Kahneman and Tversky’s approach is more applicable to less intelligent individuals than to more intelligent ones. In fact, intelligence or cognitive ability is almost unrelated to performance on most judgement tasks
Affect heuristic
Using one’s emotional responses to influence rapid judgements or decisions.
There are several limitations with the original heuristics-and-biases approach.
- The heuristics identified by Kahneman and Tversky are vaguely defined. “One-word labels like ‘representativeness’ are theory surrogates [substitutes] that fail to place any testable constraints on the cognitive decision process.”
- theorising based on the heuristics-and-biases approach has been limited. “What is disillusioning and disappointing . . . is how little precision, refinement, and progress has been obtained at the theoretical level.”
- Failed to indicate the precise conditions eliciting the various heuristics or the relationships among different heuristics.
It is sometimes unfair to conclude people’s judgements are biased and error-prone. For example, most people judge skin cancer to be a more common cause of death than cancer of the mouth and throat, whereas the opposite is actually the case. People make this “error” simply because skin cancer has attracted considerable media attention in recent years. More generally, the heuristics-and-biases approach focuses on biased processing, but the problem is often with the quality of the available information.
- Much research is detached from the realities of everyday life. Emotional and motivational factors often influence our judgements in the real world but were rarely studied in the laboratory until fairly recently (see Chapter 15). For example, the estimated probability of future terrorist attacks was higher in fearful individuals than those who were sad or angry.
Tversky and Koehler put forward their support theory which posits:
An event appears more or less likely depending on how it sounds.
Eg. probability you will die on your next summer holiday is extremely low. However, it might seem more likely if you were asked, “What is the probability you will die on your next summer holiday from a disease, a car accident, a plane crash, or from any other cause?” Why is the subjective probability of death on holiday greater in the second case?
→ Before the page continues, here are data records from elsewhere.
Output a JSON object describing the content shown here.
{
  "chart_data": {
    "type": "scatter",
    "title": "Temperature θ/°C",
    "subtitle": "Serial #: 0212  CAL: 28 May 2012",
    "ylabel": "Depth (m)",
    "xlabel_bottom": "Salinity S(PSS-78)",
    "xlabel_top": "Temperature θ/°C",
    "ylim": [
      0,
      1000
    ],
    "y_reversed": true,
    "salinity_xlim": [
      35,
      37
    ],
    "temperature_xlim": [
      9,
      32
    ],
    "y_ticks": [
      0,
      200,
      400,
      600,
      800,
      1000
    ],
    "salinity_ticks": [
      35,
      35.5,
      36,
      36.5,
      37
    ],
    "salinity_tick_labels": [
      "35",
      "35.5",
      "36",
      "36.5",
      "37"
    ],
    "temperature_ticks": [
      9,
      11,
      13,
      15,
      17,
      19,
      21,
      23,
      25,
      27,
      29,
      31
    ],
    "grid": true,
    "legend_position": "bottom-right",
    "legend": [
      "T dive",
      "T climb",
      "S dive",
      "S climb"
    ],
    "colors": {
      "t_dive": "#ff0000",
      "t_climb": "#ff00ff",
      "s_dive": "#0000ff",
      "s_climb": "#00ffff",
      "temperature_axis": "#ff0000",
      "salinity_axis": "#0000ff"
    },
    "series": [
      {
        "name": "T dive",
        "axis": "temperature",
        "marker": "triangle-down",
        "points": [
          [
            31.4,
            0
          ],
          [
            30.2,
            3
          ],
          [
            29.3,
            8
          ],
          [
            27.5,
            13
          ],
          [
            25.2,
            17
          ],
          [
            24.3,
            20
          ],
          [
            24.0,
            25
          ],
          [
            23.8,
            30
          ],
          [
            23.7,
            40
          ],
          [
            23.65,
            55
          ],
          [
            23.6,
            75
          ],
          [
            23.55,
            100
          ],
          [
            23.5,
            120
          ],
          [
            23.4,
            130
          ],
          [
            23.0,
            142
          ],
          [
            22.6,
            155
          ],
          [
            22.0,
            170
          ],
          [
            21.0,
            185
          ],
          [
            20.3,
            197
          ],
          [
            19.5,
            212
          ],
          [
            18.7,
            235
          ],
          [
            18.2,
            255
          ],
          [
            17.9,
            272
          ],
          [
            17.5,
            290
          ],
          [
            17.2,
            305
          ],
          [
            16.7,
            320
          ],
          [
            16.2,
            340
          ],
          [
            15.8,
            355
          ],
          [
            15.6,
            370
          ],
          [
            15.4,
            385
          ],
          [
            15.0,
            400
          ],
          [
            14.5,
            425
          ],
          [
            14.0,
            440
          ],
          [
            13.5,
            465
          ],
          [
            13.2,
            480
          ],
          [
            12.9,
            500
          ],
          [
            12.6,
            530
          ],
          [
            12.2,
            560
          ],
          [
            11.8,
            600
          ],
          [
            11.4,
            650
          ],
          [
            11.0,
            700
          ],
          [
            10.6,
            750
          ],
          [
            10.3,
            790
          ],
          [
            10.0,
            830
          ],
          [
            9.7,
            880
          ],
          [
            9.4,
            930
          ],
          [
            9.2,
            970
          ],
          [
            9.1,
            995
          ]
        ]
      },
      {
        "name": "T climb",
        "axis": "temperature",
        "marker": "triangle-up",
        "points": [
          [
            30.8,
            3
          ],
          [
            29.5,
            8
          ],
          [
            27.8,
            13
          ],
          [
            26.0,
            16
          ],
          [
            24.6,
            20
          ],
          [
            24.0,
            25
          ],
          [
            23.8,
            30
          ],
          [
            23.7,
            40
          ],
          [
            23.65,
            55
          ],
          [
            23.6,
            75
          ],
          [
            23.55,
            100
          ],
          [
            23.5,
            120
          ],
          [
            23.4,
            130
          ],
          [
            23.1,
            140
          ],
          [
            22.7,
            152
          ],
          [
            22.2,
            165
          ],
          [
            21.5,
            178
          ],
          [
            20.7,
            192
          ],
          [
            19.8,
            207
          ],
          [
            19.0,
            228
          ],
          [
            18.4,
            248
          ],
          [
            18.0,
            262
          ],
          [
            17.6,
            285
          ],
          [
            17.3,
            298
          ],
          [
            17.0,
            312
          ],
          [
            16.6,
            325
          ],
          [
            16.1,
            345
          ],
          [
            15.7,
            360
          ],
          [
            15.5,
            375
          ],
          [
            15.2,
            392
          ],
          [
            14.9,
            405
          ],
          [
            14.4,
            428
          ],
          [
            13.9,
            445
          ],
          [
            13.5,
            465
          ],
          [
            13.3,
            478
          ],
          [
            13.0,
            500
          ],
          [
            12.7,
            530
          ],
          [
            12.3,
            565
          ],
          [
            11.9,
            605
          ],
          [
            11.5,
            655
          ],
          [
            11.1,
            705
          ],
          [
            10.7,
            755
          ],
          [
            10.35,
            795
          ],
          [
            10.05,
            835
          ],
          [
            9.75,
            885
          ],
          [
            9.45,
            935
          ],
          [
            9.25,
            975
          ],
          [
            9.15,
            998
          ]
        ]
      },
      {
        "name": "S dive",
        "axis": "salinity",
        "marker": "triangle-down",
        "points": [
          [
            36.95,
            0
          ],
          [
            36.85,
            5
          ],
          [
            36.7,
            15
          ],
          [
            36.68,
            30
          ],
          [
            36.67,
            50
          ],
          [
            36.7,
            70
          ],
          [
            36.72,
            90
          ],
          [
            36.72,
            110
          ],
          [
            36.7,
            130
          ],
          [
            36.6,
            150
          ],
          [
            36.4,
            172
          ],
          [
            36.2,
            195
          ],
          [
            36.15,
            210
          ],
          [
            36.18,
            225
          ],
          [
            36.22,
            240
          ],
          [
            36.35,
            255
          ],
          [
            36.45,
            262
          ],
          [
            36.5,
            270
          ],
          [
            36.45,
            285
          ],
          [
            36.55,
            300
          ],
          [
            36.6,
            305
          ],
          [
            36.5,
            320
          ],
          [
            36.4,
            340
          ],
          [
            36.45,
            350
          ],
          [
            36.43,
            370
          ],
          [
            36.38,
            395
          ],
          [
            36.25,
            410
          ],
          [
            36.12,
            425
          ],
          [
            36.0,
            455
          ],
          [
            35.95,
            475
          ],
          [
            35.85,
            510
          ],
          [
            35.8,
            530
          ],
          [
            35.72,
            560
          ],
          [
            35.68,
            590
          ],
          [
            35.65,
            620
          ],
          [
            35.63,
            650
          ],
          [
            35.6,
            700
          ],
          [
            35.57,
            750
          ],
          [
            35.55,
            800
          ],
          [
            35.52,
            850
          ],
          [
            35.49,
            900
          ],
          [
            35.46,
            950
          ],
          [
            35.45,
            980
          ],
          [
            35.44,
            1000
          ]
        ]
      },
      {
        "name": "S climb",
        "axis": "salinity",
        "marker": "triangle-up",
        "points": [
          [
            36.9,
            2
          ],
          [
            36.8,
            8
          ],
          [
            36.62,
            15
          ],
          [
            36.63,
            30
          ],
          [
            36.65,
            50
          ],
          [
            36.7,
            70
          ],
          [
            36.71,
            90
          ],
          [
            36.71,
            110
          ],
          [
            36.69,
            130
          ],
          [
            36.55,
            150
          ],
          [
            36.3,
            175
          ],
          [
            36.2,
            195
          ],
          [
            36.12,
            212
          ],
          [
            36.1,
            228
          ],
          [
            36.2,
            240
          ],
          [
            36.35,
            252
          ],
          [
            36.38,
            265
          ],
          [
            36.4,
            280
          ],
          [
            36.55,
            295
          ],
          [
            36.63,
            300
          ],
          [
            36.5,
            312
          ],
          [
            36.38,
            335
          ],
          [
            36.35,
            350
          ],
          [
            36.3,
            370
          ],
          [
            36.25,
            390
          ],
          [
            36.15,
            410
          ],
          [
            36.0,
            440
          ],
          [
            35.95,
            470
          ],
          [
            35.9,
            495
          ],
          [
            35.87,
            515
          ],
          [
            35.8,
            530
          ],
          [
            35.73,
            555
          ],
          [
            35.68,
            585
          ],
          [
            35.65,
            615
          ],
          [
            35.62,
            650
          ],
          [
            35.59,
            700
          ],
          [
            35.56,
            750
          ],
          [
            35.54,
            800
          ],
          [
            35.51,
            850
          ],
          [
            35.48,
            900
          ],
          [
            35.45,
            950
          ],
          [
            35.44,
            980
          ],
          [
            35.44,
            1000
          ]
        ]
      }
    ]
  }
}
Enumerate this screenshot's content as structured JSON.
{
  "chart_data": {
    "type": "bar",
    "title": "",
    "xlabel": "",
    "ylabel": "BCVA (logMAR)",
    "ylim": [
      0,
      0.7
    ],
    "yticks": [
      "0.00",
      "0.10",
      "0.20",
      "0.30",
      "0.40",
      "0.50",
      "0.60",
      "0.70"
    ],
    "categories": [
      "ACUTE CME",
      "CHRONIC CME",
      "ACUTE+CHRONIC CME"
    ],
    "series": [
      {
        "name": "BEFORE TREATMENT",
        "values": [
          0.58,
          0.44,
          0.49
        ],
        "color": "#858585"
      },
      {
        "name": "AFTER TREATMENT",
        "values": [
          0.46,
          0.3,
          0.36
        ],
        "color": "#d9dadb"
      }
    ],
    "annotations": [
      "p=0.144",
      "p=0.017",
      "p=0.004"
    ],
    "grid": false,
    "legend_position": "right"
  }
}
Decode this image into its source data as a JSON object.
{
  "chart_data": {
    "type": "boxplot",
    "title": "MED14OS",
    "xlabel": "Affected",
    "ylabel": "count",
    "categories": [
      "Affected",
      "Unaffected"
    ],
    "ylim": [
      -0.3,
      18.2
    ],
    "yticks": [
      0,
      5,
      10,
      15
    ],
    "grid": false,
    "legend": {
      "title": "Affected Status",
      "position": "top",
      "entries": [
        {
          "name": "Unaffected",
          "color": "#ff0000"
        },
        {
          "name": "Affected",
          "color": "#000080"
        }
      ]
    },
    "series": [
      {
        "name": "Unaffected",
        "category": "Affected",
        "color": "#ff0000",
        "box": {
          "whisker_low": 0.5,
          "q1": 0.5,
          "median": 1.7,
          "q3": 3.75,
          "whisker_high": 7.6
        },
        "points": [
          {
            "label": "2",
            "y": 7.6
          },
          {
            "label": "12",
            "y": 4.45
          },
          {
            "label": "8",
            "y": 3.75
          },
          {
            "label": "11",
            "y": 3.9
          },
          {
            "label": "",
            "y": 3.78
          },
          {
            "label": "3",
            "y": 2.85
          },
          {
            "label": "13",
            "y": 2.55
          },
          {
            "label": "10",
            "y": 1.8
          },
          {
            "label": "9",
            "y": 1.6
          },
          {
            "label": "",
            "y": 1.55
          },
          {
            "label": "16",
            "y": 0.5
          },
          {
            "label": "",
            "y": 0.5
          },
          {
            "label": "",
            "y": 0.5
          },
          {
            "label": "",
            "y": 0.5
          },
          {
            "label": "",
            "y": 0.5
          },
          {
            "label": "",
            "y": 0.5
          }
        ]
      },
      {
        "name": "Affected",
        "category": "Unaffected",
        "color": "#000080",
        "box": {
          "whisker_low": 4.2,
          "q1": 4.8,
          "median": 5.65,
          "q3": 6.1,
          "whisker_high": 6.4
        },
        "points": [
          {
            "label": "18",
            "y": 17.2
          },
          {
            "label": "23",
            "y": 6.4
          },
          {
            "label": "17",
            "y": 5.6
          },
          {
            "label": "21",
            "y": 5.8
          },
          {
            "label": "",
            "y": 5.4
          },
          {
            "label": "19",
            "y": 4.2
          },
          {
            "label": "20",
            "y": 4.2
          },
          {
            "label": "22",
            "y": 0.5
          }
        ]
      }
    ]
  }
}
According to support theory, more explicit event descriptions have greater subjective probability for two main reasons:
1 An explicit description often draws attention to aspects of the event less obvious in the non-explicit description.
2.Memory limitations may prevent people remembering all the relevant information if it is not supplied.
Although: An explicit description can reduce subjective probability if it leads us to focus on low-probability causes.
Providing an explicit description can reduce subjective probability by making it more effortful to comprehend an event.